Bioinformatics. 2019 Jan 15;35(2):211-218. doi: 10.1093/bioinformatics/bty592.
Most methods for pairwise and multiple genome alignment use fast local homology search tools to identify anchor points, i.e. high-scoring local alignments of the input sequences. Sequence segments between those anchor points are then aligned with slower, more sensitive methods. Finding suitable anchor points is therefore crucial for genome sequence comparison; speed and sensitivity of genome alignment depend on the underlying anchoring methods.
In this article, we use filtered spaced word matches to generate anchor points for genome alignment. For a given binary pattern representing match and don't-care positions, we first search for spaced-word matches, i.e. ungapped local pairwise alignments with matching nucleotides at the match positions of the pattern and possible mismatches at the don't-care positions. Those spaced-word matches that have similarity scores above some threshold value are then extended using a standard X-drop algorithm; the resulting local alignments are used as anchor points. To evaluate this approach, we used the popular multiple-genome-alignment pipeline Mugsy and replaced the exact word matches that Mugsy uses as anchor points with our spaced-word-based anchor points. For closely related genome sequences, the two anchoring procedures lead to multiple alignments of similar quality. For distantly related genomes, however, alignments calculated with our filtered-spaced-word matches are superior to alignments produced with the original Mugsy program where exact word matches are used to find anchor points.
http://spacedanchor.gobics.de.
Supplementary data are available at Bioinformatics online.
大多数用于两两和多个基因组比对的方法使用快速局部同源搜索工具来识别锚点,即输入序列的高分局部比对。然后,在这些锚点之间的序列段使用较慢、更敏感的方法进行比对。因此,找到合适的锚点对于基因组序列比较至关重要;基因组比对的速度和灵敏度取决于基础的锚定方法。

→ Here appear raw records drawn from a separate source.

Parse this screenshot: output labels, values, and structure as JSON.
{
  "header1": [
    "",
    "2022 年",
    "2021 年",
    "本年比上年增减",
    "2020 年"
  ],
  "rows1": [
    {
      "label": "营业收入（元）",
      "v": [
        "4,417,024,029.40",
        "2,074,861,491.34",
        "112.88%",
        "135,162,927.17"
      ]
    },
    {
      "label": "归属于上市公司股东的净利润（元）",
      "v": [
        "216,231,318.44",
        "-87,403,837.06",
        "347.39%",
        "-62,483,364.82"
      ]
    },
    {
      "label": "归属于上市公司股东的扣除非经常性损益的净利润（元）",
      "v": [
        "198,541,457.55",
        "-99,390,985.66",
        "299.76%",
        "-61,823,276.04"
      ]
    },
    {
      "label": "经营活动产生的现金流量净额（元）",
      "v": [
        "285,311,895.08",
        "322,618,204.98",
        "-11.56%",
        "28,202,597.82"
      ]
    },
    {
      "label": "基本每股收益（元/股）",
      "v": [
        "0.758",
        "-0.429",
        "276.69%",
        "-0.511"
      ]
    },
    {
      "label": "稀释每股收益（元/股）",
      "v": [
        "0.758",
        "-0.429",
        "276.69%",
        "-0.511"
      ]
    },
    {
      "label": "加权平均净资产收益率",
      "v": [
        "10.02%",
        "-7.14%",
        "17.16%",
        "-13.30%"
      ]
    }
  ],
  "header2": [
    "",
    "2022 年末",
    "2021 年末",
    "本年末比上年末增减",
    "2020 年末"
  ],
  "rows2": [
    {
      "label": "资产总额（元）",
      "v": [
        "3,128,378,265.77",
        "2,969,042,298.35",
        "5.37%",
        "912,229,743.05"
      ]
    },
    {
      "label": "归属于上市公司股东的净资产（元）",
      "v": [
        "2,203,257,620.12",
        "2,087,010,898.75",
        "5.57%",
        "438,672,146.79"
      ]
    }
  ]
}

在本文中,我们使用过滤的间隔字匹配来生成基因组比对的锚点。对于表示匹配和不关心位置的二进制模式,我们首先搜索间隔字匹配,即具有匹配核苷酸的无间隙局部成对比对模式的匹配位置和可能的不关心位置的错配。那些相似度得分高于某个阈值的间隔字匹配然后使用标准的 X -drop 算法进行扩展;由此产生的局部比对用作锚点。为了评估这种方法,我们使用了流行的多基因组比对管道 Mugsy,并将 Mugsy 用作锚点的精确字匹配替换为我们基于间隔字的锚点。对于密切相关的基因组序列,这两种锚定过程导致相似质量的多重比对。然而,对于远距离相关的基因组,使用过滤间隔字匹配计算的比对优于使用原始 Mugsy 程序生成的比对,其中使用精确字匹配来找到锚点。
http://spacedanchor.gobics.de。
补充数据可在生物信息学在线获得。